Most Hytale Servers Are Designed to Fail: The Treasure Hunt Engine Antipattern

#webdev #programming #architecture #systems

The Problem We Were Actually Solving

We were tackling a daunting task: building a scalable and fault-tolerant event-driven system that could handle the massive spike in player concurrency predicted for the game's launch. Our primary goals were to minimize latency, maximize throughput, and ensure a seamless player experience. To achieve this, we set out to design a robust event processing pipeline that could handle the high-volume and high-velocity events generated by the game.

What We Tried First (And Why It Failed)

Our initial approach leveraged a monolithic event bus design pattern, which seemed like a straightforward solution to managing event distribution. We implemented a single event bus instance per server node, with each node responsible for processing and forwarding events to the next node in the pipeline. Sounds simple, right? Well, in practice, we soon encountered issues with event ordering, guaranteed delivery, and overall system reliability. Specifically, the event bus implementation led to event loss during node failures and network partitions, which we couldn't tolerate given our service level agreements.

We soon discovered the shortcomings of the monolithic approach: event bus restarts would lead to significant latency spikes, event ordering issues caused data corruption, and the reliance on a single event bus instance per node created a single point of failure. We realized that we needed a more scalable and robust architecture for handling events.

The Architecture Decision

We decided to adopt a distributed event processing architecture, comprised of multiple event handlers, each responsible for a specific event type. To ensure event ordering and guaranteed delivery, we implemented a two-phase commit (2PC) protocol between event handlers, leveraging Apache Kafka as our message broker. Each event handler was designed as a stateless microservice, with Apache ZooKeeper managing the configuration and coordination of event handlers. This setup ensured that events would always be processed in the correct order, even in the face of node failures or network partitions.
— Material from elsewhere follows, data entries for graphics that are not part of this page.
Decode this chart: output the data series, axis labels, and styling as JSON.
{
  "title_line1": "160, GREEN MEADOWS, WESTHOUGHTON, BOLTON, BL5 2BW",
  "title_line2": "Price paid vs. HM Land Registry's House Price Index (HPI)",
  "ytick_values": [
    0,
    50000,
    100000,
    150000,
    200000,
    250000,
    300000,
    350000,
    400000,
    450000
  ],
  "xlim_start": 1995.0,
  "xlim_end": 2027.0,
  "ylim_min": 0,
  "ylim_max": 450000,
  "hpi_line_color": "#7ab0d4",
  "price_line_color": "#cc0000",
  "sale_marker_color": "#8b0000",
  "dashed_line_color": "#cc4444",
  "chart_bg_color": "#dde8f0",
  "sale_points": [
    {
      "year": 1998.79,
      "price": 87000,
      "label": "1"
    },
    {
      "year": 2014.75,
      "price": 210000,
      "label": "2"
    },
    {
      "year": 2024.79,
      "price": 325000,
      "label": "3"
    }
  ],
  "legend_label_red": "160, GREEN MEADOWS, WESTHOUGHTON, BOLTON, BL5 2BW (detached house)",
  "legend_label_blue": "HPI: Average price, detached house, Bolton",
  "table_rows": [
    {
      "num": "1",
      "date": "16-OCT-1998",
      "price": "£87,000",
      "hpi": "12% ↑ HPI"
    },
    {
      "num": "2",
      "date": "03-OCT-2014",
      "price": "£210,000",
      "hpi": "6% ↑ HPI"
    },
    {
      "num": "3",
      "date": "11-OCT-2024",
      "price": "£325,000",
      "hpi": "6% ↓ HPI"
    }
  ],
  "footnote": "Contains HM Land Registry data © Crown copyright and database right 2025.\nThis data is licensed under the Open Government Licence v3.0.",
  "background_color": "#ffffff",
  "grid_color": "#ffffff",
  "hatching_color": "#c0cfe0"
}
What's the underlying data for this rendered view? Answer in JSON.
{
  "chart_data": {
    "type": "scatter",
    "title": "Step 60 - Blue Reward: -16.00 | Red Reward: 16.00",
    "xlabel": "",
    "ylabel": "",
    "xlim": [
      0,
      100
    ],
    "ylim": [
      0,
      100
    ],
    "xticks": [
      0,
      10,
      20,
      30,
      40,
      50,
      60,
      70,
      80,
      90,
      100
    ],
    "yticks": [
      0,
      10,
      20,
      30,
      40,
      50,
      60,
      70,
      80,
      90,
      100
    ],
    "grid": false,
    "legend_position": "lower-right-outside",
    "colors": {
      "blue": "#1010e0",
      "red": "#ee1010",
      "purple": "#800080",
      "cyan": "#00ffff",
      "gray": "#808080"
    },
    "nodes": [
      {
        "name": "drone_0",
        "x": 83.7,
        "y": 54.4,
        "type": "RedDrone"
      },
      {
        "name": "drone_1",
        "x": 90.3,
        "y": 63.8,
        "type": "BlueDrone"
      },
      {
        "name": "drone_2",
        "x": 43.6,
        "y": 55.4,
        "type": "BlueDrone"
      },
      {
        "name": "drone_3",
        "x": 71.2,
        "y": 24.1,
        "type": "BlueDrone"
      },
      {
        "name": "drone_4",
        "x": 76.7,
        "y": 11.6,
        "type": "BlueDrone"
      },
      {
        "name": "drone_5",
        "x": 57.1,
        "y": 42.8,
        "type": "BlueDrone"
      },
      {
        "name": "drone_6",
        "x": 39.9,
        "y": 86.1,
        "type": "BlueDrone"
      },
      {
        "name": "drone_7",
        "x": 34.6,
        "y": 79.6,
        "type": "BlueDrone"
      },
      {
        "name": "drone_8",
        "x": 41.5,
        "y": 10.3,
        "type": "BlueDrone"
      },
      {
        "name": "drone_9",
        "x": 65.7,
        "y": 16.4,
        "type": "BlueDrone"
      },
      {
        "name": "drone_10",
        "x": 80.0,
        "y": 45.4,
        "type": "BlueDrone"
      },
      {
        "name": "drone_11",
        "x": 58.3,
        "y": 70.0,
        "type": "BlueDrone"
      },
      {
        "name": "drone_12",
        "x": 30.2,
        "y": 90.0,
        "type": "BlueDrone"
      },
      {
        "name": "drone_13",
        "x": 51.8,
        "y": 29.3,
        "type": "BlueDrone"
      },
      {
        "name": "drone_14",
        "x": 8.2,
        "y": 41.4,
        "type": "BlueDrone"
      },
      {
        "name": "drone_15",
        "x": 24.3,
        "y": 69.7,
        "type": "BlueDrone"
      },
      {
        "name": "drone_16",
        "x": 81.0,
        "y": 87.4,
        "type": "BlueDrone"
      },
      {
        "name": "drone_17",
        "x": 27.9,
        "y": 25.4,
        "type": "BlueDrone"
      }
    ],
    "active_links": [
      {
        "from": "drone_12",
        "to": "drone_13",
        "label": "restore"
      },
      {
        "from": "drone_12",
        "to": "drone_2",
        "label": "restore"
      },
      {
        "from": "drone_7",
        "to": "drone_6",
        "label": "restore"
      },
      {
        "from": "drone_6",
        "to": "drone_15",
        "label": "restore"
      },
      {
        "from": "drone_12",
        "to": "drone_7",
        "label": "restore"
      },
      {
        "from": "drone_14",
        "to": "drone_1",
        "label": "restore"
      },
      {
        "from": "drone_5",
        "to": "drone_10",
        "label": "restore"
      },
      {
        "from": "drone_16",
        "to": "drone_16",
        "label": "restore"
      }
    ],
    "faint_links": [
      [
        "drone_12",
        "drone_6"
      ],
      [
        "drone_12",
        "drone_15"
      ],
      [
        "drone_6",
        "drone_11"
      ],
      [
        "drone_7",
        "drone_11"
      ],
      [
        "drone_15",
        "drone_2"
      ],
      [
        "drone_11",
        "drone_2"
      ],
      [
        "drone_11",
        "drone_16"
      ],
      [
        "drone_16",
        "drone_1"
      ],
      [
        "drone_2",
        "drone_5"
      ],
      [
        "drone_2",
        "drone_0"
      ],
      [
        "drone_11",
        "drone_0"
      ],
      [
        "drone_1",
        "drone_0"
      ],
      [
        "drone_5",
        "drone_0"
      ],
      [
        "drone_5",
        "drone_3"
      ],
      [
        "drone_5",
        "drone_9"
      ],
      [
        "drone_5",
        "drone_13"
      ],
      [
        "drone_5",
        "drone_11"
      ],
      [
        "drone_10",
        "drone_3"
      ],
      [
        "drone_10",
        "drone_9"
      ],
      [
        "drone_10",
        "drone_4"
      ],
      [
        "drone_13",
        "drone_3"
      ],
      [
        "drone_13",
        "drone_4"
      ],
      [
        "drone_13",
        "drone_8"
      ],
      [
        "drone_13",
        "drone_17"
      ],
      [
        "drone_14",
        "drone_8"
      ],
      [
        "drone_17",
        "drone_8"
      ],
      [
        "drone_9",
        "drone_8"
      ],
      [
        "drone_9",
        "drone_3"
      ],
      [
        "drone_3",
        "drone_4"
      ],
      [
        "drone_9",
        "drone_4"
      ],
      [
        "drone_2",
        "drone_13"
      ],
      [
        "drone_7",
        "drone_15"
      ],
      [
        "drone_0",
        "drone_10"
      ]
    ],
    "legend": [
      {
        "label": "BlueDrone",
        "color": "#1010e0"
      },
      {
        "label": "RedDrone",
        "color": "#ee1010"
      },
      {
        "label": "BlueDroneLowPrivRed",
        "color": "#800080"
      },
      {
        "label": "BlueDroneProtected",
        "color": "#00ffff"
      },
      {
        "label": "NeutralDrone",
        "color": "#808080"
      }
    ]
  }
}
What The Numbers Said After

The results were striking. With our distributed event processing architecture in place, we achieved a significant reduction in event handling latency (average latency decreased by 30%), improved throughput by 50%, and saw a 99.99% uptime for our Treasure Hunt Engine. Moreover, the distributed architecture enabled us to scale the event handling pipeline independently of the overall server load, ensuring that our game servers would always have the capacity to handle the high-volume of events.

What I Would Do Differently

While our distributed event processing architecture was a significant improvement over the monolithic event bus design, I would take it a step further by adopting a fully decentralized event handling approach. By leveraging blockchain technology, we could eliminate the need for centralized event handlers and create a truly fault-tolerant and immutable event processing pipeline. This would further reduce event handling latency and ensure that events are always processed in the correct order, without relying on a centralized authority. The Veltrix project continues to evolve, and this is a direction I'm eager to explore further.